無音の世界

290 :本当にあった怖い名無し:2011/08/31(水) 18:20:27.17 ID:iCK8OeodP
時空のオッサンスレの方がいいのか・・・
つい最近の話なんだけど。
その日は、いつも朝5時には起きて、6時前に家を出る夫が
7時頃だというのに隣で寝ていた。
慌てて夫を起こし2階の寝室から1階のリビングに下りたんだけど
なんか違和感がある。
上手く説明できないんだけどさ。
自分の家なんだけど、自分の家じゃないの。
ちょっとずつ色々な所が違う。
家具の配置とか、電話の機種とか。
テレビをつけたら、何も映らない。
窓の外を見てみても、いつもなら犬の散歩の人や
ジョギングしている人がいるのに誰もいない。
その時間、いつも友達と立ち話をしている隣のお婆ちゃんの
姿も見えない。
この世の中に夫と二人だけになってしまった感じ。
だってシーンとしているんだよ。車の音も、電車の踏切の音もしない。
いつもなら五月蝿い蝉の声も一切聞こえなかった。
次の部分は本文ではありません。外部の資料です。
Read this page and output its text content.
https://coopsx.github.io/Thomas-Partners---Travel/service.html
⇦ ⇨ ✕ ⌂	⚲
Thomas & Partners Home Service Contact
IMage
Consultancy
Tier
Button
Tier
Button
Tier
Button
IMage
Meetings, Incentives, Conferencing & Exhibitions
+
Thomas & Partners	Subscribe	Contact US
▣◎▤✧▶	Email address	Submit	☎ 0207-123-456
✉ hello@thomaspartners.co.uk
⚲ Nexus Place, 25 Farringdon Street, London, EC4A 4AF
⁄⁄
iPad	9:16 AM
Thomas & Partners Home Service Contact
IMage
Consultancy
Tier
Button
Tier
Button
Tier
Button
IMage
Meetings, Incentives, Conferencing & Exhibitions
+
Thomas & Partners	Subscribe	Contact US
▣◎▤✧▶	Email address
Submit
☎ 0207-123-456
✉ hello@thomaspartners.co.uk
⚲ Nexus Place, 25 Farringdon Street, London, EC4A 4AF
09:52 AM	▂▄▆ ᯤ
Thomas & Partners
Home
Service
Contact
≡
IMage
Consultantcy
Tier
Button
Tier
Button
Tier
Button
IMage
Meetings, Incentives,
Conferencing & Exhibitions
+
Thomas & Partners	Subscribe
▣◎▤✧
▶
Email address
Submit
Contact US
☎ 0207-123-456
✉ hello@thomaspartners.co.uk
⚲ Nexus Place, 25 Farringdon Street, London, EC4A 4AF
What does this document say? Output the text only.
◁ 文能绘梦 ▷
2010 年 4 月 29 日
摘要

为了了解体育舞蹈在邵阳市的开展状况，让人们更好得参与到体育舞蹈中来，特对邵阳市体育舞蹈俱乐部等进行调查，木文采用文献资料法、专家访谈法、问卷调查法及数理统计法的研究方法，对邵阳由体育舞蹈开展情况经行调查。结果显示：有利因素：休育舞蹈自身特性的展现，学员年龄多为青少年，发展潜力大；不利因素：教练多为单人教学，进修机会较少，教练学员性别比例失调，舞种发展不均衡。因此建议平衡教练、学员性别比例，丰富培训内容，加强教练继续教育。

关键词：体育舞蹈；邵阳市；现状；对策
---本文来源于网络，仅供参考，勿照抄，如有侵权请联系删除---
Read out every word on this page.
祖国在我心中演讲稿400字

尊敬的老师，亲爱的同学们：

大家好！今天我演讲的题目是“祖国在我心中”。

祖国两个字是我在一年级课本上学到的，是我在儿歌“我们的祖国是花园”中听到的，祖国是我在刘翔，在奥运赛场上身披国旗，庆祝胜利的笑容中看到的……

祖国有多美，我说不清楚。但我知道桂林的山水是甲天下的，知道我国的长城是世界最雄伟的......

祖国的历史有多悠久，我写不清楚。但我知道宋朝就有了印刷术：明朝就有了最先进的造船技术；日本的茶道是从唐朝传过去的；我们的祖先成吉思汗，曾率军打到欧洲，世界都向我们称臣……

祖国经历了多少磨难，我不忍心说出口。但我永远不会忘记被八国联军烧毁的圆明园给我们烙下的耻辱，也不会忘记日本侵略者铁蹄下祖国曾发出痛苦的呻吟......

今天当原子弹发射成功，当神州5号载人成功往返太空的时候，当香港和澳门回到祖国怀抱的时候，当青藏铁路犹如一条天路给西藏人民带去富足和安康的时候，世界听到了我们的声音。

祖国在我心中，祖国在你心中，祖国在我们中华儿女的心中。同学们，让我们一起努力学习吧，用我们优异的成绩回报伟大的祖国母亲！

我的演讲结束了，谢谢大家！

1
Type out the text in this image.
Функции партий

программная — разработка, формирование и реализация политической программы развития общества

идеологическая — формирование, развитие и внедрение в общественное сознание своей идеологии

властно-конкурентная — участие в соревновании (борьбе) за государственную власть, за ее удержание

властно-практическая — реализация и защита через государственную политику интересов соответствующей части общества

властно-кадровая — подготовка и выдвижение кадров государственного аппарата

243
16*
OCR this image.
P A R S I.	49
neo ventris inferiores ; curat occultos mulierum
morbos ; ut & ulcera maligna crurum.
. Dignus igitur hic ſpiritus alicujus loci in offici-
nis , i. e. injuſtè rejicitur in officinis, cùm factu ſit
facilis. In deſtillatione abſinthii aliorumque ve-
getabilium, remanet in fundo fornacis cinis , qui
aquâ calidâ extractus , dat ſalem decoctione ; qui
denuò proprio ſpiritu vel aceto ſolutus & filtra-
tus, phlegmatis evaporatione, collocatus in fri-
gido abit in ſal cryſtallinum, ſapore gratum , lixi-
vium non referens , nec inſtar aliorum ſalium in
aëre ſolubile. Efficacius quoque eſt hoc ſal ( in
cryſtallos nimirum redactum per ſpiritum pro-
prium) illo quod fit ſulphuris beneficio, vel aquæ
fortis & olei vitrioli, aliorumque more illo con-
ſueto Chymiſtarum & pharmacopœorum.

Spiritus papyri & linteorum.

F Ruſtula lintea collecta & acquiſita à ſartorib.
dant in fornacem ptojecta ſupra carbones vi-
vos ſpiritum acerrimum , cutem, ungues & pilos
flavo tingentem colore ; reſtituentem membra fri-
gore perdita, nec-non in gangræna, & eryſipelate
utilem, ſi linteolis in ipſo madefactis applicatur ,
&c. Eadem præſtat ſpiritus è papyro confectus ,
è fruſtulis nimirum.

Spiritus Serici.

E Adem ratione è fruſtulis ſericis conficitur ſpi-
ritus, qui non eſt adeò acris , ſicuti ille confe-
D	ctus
無音の世界。

夫と顔を見合わせたら、声に出していないのに話ができた。
「ここ、変じゃない?」「他の人はどこ行っちゃったの?」
本格的に変だということに気がついて二人とも泣きそうになっていた。

その時、突然電話が鳴った。
驚いて受話器を取ると、10年も前に亡くなった親戚だった。
幼い子供たちを残して、若くして無くなってしまった人。
彼は生きていたときと同じように陽気で楽しそうにしていた。
「子供たちのことは今でも見守っている、大きく成長して嬉しい」
そう話していたんだ。
話が終わって電話を切ったときだった。
突然、男女が私たちの目の前に出現した。
「ここは、あなたたちの住む世界じゃない。私たちについてきて」
二人は私たちについてくるよう手招きをした。
次の瞬間、大都市の真ん中にあるバスターミナルに到着
一台のバスに4人で乗り込んだ。
40代ぐらいの男性は運転手、20代前半の若い女性はバスガイドの格好をしていた。
「少し揺れますけど、大丈夫ですよ。今から時空を超えてトリップします」
本当にバスはガッツンガッツン揺れた。ちょっと怖いくらい。
でも、場所は動いていないんだ。同じバスターミナルのまま。
「もう戻りましたから、じゃあね。もう迷ってはいけませんよ」と
言われて、気がついたらベッドの中にいた。まだ5時だった。
夫を起こして事の顛末を話したら、彼は覚えていないという。
夢だったのか現実だったのか・・・私には現実としか思えない出来事だった。